The report tells of one instance in which ICE used backend Facebook data to determine when the account of the person in question was accessed, as well as the IP addresses corresponding to each login. The agents reportedly combined this data with other routinely used records, such as phone records, to pinpoint his location.
Alongside Facebook’s Cambridge Analytica scandal, the Intercept story underscores questions about Facebook’s data privacy, but the use of Facebook data in ICE’s investigations is not illegal. The Intercept reports that the Stored Communications Act lets law enforcement request information from third-party record holders, including Facebook.

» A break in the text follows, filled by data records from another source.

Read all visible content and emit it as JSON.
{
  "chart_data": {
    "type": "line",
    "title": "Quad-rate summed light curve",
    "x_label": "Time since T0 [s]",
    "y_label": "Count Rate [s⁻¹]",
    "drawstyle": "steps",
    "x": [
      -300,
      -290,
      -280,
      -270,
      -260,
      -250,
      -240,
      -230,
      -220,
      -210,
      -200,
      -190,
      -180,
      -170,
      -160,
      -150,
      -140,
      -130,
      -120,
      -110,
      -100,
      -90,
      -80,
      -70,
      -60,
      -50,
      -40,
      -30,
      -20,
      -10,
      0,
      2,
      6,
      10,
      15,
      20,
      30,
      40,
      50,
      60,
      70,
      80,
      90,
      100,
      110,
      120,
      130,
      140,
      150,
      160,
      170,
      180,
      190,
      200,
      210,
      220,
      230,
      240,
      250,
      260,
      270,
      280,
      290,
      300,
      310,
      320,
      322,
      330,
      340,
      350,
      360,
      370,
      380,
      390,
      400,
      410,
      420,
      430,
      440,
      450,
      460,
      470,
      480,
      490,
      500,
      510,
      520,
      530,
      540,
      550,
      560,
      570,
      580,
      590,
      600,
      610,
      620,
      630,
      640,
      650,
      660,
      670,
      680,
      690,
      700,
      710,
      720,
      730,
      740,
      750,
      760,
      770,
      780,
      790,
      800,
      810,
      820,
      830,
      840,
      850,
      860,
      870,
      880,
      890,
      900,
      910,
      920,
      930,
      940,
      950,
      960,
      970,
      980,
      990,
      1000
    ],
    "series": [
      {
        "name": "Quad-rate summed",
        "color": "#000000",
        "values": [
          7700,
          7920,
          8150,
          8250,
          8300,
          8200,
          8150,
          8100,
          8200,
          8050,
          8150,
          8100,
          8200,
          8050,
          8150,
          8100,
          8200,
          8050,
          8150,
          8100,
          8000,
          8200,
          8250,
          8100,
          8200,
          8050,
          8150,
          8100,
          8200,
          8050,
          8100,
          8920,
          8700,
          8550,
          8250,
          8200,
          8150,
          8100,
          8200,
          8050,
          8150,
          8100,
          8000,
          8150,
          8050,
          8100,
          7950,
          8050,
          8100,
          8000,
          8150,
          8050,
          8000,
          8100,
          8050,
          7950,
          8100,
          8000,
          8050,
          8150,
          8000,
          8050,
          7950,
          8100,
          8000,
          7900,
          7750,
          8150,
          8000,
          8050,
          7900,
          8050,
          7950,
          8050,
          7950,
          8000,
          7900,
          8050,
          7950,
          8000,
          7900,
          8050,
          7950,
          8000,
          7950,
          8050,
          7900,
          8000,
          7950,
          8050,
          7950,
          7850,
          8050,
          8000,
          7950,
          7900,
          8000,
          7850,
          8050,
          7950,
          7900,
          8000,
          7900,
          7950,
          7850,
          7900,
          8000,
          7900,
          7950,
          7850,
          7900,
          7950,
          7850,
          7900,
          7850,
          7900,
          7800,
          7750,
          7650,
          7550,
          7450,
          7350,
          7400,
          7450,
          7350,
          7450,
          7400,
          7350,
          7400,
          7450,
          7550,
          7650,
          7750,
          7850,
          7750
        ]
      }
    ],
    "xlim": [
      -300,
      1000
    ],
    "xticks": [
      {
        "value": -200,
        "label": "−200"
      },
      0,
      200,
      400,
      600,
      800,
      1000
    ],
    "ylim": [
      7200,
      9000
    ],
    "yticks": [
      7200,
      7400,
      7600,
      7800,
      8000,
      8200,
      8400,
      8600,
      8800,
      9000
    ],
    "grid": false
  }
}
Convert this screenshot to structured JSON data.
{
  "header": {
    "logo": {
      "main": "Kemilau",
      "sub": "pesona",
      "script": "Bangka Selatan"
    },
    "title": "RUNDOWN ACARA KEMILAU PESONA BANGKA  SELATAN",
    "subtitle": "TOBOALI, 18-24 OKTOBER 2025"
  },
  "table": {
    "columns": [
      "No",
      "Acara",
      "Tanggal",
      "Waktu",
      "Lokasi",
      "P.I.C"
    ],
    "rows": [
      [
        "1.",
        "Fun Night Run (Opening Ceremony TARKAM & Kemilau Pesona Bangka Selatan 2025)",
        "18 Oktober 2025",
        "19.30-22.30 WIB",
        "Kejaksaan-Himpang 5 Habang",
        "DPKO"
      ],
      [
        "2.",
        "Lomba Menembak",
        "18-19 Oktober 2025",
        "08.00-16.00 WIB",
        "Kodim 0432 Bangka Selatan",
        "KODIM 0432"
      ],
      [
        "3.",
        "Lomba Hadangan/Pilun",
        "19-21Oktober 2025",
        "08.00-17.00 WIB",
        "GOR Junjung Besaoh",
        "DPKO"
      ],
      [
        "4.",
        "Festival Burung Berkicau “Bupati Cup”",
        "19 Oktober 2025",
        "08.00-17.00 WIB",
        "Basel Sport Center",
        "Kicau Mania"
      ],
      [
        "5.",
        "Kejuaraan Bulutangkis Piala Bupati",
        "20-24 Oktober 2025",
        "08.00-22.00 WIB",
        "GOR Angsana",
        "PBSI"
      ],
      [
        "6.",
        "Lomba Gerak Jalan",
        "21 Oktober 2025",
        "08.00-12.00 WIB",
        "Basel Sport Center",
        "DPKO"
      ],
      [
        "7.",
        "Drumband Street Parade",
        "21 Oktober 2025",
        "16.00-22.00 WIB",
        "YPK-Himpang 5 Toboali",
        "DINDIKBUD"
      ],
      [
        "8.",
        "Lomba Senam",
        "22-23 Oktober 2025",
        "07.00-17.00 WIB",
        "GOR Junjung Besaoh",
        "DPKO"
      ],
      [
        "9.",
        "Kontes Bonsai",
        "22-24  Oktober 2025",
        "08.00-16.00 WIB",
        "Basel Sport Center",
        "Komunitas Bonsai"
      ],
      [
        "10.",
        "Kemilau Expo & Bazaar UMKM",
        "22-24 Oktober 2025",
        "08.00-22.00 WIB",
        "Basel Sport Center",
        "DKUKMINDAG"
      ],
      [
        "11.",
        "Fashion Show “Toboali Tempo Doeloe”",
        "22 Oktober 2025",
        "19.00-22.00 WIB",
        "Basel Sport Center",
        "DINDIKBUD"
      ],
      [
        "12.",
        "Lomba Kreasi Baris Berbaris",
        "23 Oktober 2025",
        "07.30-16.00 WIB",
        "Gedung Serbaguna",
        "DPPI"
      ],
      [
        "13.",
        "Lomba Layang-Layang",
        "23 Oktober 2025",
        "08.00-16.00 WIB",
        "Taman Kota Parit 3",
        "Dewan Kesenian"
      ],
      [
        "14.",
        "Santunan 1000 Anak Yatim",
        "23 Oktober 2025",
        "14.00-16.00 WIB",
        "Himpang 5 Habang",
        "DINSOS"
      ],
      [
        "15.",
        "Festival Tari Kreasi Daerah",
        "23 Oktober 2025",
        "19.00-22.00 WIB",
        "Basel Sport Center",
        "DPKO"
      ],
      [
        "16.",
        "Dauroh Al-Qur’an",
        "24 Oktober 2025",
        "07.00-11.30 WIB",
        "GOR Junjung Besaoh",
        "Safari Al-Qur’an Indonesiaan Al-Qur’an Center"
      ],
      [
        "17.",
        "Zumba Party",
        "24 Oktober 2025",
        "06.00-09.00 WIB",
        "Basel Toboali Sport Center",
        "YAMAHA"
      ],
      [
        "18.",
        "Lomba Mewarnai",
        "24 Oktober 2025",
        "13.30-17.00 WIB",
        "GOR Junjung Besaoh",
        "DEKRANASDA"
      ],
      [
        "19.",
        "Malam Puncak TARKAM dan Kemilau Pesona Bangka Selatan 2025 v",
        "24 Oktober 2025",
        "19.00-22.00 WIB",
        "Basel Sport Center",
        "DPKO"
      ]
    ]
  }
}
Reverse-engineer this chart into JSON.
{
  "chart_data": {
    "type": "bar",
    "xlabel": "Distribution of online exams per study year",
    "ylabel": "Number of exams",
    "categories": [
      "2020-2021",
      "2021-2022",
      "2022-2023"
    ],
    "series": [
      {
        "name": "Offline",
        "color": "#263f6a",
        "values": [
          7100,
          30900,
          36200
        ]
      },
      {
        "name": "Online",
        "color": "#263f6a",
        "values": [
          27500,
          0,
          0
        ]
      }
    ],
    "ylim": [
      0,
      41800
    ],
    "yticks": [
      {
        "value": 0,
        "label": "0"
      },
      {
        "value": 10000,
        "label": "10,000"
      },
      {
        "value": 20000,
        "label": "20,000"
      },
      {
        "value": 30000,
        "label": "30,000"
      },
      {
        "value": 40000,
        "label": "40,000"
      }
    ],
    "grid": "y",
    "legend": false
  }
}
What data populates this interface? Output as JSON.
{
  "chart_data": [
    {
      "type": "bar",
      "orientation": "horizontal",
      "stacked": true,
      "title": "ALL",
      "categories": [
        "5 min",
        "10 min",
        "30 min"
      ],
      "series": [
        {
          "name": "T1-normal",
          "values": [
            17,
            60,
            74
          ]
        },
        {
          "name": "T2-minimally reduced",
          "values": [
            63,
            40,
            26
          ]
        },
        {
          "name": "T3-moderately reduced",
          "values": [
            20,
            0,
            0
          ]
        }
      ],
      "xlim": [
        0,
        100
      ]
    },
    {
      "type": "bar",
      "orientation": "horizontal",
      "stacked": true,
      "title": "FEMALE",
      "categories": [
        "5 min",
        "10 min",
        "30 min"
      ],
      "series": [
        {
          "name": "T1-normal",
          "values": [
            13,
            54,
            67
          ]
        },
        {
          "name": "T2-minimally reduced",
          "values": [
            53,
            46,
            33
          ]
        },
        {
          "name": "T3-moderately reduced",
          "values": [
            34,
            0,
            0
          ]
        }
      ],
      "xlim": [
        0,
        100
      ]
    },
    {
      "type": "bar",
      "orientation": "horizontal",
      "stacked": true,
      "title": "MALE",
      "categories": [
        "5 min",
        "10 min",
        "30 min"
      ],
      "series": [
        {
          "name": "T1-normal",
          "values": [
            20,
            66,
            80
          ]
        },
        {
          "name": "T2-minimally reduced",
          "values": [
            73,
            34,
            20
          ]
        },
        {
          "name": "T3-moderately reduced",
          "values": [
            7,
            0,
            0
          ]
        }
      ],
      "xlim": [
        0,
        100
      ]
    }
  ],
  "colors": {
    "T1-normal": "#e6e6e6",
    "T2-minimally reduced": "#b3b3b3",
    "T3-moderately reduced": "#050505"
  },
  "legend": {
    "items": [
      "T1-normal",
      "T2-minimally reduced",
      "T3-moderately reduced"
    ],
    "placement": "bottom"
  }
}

Facebook corroborated this point, telling The Intercept that “ICE sent valid legal process to us in an investigation said to involve an active child predator,” explaining that it responded to this request “with data consistent with our publicly available data disclosure standards.” However, Facebook denies that the data was used to identify an immigration law violation, saying it “does not provide ICE or any other law enforcement agency with any special data access to assist with the enforcement of immigration law.”
Beyond the legal issue, the report further demonstrates the increasingly aggressive tools ICE is using in its mission to crackdown on immigration and comply with the Trump administration’s deportation drives. Last September, ICE worked with Motel 6 to obtain guest information and in January immigration agents targeted dozens of 7-Eleven stores, arresting 21 people suspected of being in the U.S. illegally.